EL LUTIER

Don Pérez se jubiló. En una época en la que la superstición y la cultura de lata gobernaban los apetitos (la originalidad era un tótem de lujo). Así visto, con materia prima almacenada durante años decidió montar una empresa de artesanía; vendió una gran variedad de instrumentos musicales de viento esmalte pulcramente empastado con plata y mercurio, además de variopintos instrumentos de percusión (colminajas, castañeteas, mueracas, sambipalas, campapiños de oropel…), pero la gran estrella era el dentófono, un instrumento articulado por edad de dentición: láminas pulidas en soporte de madera y percutidas por baquetas de cabeza de «espejo de exploración dental» que hacían las delicias de los compradores. Ya solo el estúpido nombre del taller, «DENTOFONÍA», le granjeó pingües regalías.

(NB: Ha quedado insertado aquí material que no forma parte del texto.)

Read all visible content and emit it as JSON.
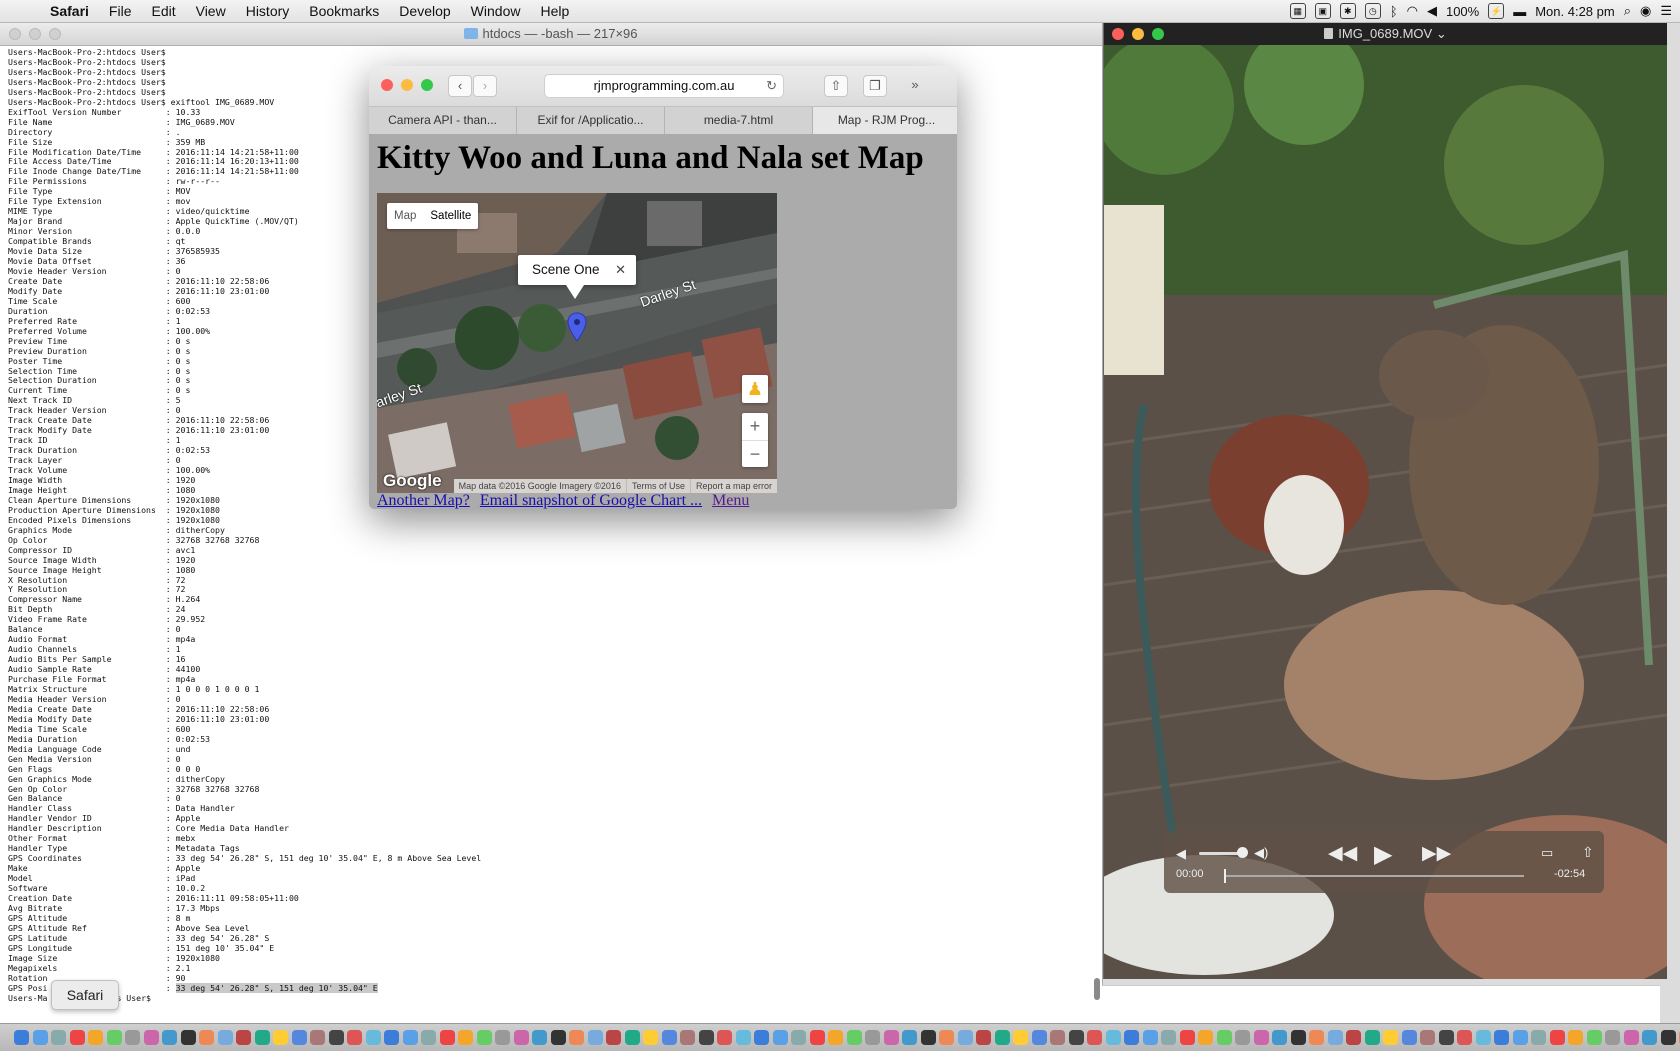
{
  "menubar": {
    "app": "Safari",
    "items": [
      "File",
      "Edit",
      "View",
      "History",
      "Bookmarks",
      "Develop",
      "Window",
      "Help"
    ],
    "battery": "100%",
    "clock": "Mon. 4:28 pm"
  },
  "terminal": {
    "title": "htdocs — -bash — 217×96",
    "lines": [
      "Users-MacBook-Pro-2:htdocs User$",
      "Users-MacBook-Pro-2:htdocs User$",
      "Users-MacBook-Pro-2:htdocs User$",
      "Users-MacBook-Pro-2:htdocs User$",
      "Users-MacBook-Pro-2:htdocs User$",
      "Users-MacBook-Pro-2:htdocs User$ exiftool IMG_0689.MOV",
      "ExifTool Version Number         : 10.33",
      "File Name                       : IMG_0689.MOV",
      "Directory                       : .",
      "File Size                       : 359 MB",
      "File Modification Date/Time     : 2016:11:14 14:21:58+11:00",
      "File Access Date/Time           : 2016:11:14 16:20:13+11:00",
      "File Inode Change Date/Time     : 2016:11:14 14:21:58+11:00",
      "File Permissions                : rw-r--r--",
      "File Type                       : MOV",
      "File Type Extension             : mov",
      "MIME Type                       : video/quicktime",
      "Major Brand                     : Apple QuickTime (.MOV/QT)",
      "Minor Version                   : 0.0.0",
      "Compatible Brands               : qt",
      "Movie Data Size                 : 376585935",
      "Movie Data Offset               : 36",
      "Movie Header Version            : 0",
      "Create Date                     : 2016:11:10 22:58:06",
      "Modify Date                     : 2016:11:10 23:01:00",
      "Time Scale                      : 600",
      "Duration                        : 0:02:53",
      "Preferred Rate                  : 1",
      "Preferred Volume                : 100.00%",
      "Preview Time                    : 0 s",
      "Preview Duration                : 0 s",
      "Poster Time                     : 0 s",
      "Selection Time                  : 0 s",
      "Selection Duration              : 0 s",
      "Current Time                    : 0 s",
      "Next Track ID                   : 5",
      "Track Header Version            : 0",
      "Track Create Date               : 2016:11:10 22:58:06",
      "Track Modify Date               : 2016:11:10 23:01:00",
      "Track ID                        : 1",
      "Track Duration                  : 0:02:53",
      "Track Layer                     : 0",
      "Track Volume                    : 100.00%",
      "Image Width                     : 1920",
      "Image Height                    : 1080",
      "Clean Aperture Dimensions       : 1920x1080",
      "Production Aperture Dimensions  : 1920x1080",
      "Encoded Pixels Dimensions       : 1920x1080",
      "Graphics Mode                   : ditherCopy",
      "Op Color                        : 32768 32768 32768",
      "Compressor ID                   : avc1",
      "Source Image Width              : 1920",
      "Source Image Height             : 1080",
      "X Resolution                    : 72",
      "Y Resolution                    : 72",
      "Compressor Name                 : H.264",
      "Bit Depth                       : 24",
      "Video Frame Rate                : 29.952",
      "Balance                         : 0",
      "Audio Format                    : mp4a",
      "Audio Channels                  : 1",
      "Audio Bits Per Sample           : 16",
      "Audio Sample Rate               : 44100",
      "Purchase File Format            : mp4a",
      "Matrix Structure                : 1 0 0 0 1 0 0 0 1",
      "Media Header Version            : 0",
      "Media Create Date               : 2016:11:10 22:58:06",
      "Media Modify Date               : 2016:11:10 23:01:00",
      "Media Time Scale                : 600",
      "Media Duration                  : 0:02:53",
      "Media Language Code             : und",
      "Gen Media Version               : 0",
      "Gen Flags                       : 0 0 0",
      "Gen Graphics Mode               : ditherCopy",
      "Gen Op Color                    : 32768 32768 32768",
      "Gen Balance                     : 0",
      "Handler Class                   : Data Handler",
      "Handler Vendor ID               : Apple",
      "Handler Description             : Core Media Data Handler",
      "Other Format                    : mebx",
      "Handler Type                    : Metadata Tags",
      "GPS Coordinates                 : 33 deg 54' 26.28\" S, 151 deg 10' 35.04\" E, 8 m Above Sea Level",
      "Make                            : Apple",
      "Model                           : iPad",
      "Software                        : 10.0.2",
      "Creation Date                   : 2016:11:11 09:58:05+11:00",
      "Avg Bitrate                     : 17.3 Mbps",
      "GPS Altitude                    : 8 m",
      "GPS Altitude Ref                : Above Sea Level",
      "GPS Latitude                    : 33 deg 54' 26.28\" S",
      "GPS Longitude                   : 151 deg 10' 35.04\" E",
      "Image Size                      : 1920x1080",
      "Megapixels                      : 2.1",
      "Rotation                        : 90",
      "GPS Posi                        : 33 deg 54' 26.28\" S, 151 deg 10' 35.04\" E",
      "Users-Ma          tdocs User$ "
    ],
    "tooltip": "Safari"
  },
  "safari": {
    "url": "rjmprogramming.com.au",
    "tabs": [
      "Camera API - than...",
      "Exif for /Applicatio...",
      "media-7.html",
      "Map - RJM Prog..."
    ],
    "active_tab": 3,
    "page_title": "Kitty Woo and Luna and Nala set Map",
    "map": {
      "type_map": "Map",
      "type_satellite": "Satellite",
      "infowindow": "Scene One",
      "street_1": "Darley St",
      "street_2": "arley St",
      "zoom_in": "+",
      "zoom_out": "−",
      "logo": "Google",
      "attribution": "Map data ©2016 Google Imagery ©2016",
      "terms": "Terms of Use",
      "report": "Report a map error"
    },
    "links": [
      "Another Map?",
      "Email snapshot of Google Chart ...",
      "Menu"
    ]
  },
  "quicktime": {
    "title": "IMG_0689.MOV",
    "time_elapsed": "00:00",
    "time_remaining": "-02:54",
    "progress": 0
  },
  "colors": {
    "close": "#fc605c",
    "minimize": "#fdbc40",
    "zoom": "#34c84a",
    "link": "#1a0dab",
    "map_pin": "#4a5ee8"
  }
}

Ni qué decir tiene que Don Pérez era un emprendedor nato: con el hilo dental rebobinado a lo largo de su carrera, pudo confeccionar algunas piezas exclusivas de cuerda añeja. Por supuesto, debido a la escasez de semejante material, el precio era prohibitivo para un coleccionista vulgar. Sin embargo, a pesar de que Don Pérez se carcajeaba cada día en su sillón de marfil, el viejo ratón echaba de menos sus correrías nocturnas: tenazas en ristre llegaba a incautar un centenar de piezas sin que nadie logrará pescarlo jamás. Ya ven, ni siquiera los roedores están contentos con su suerte.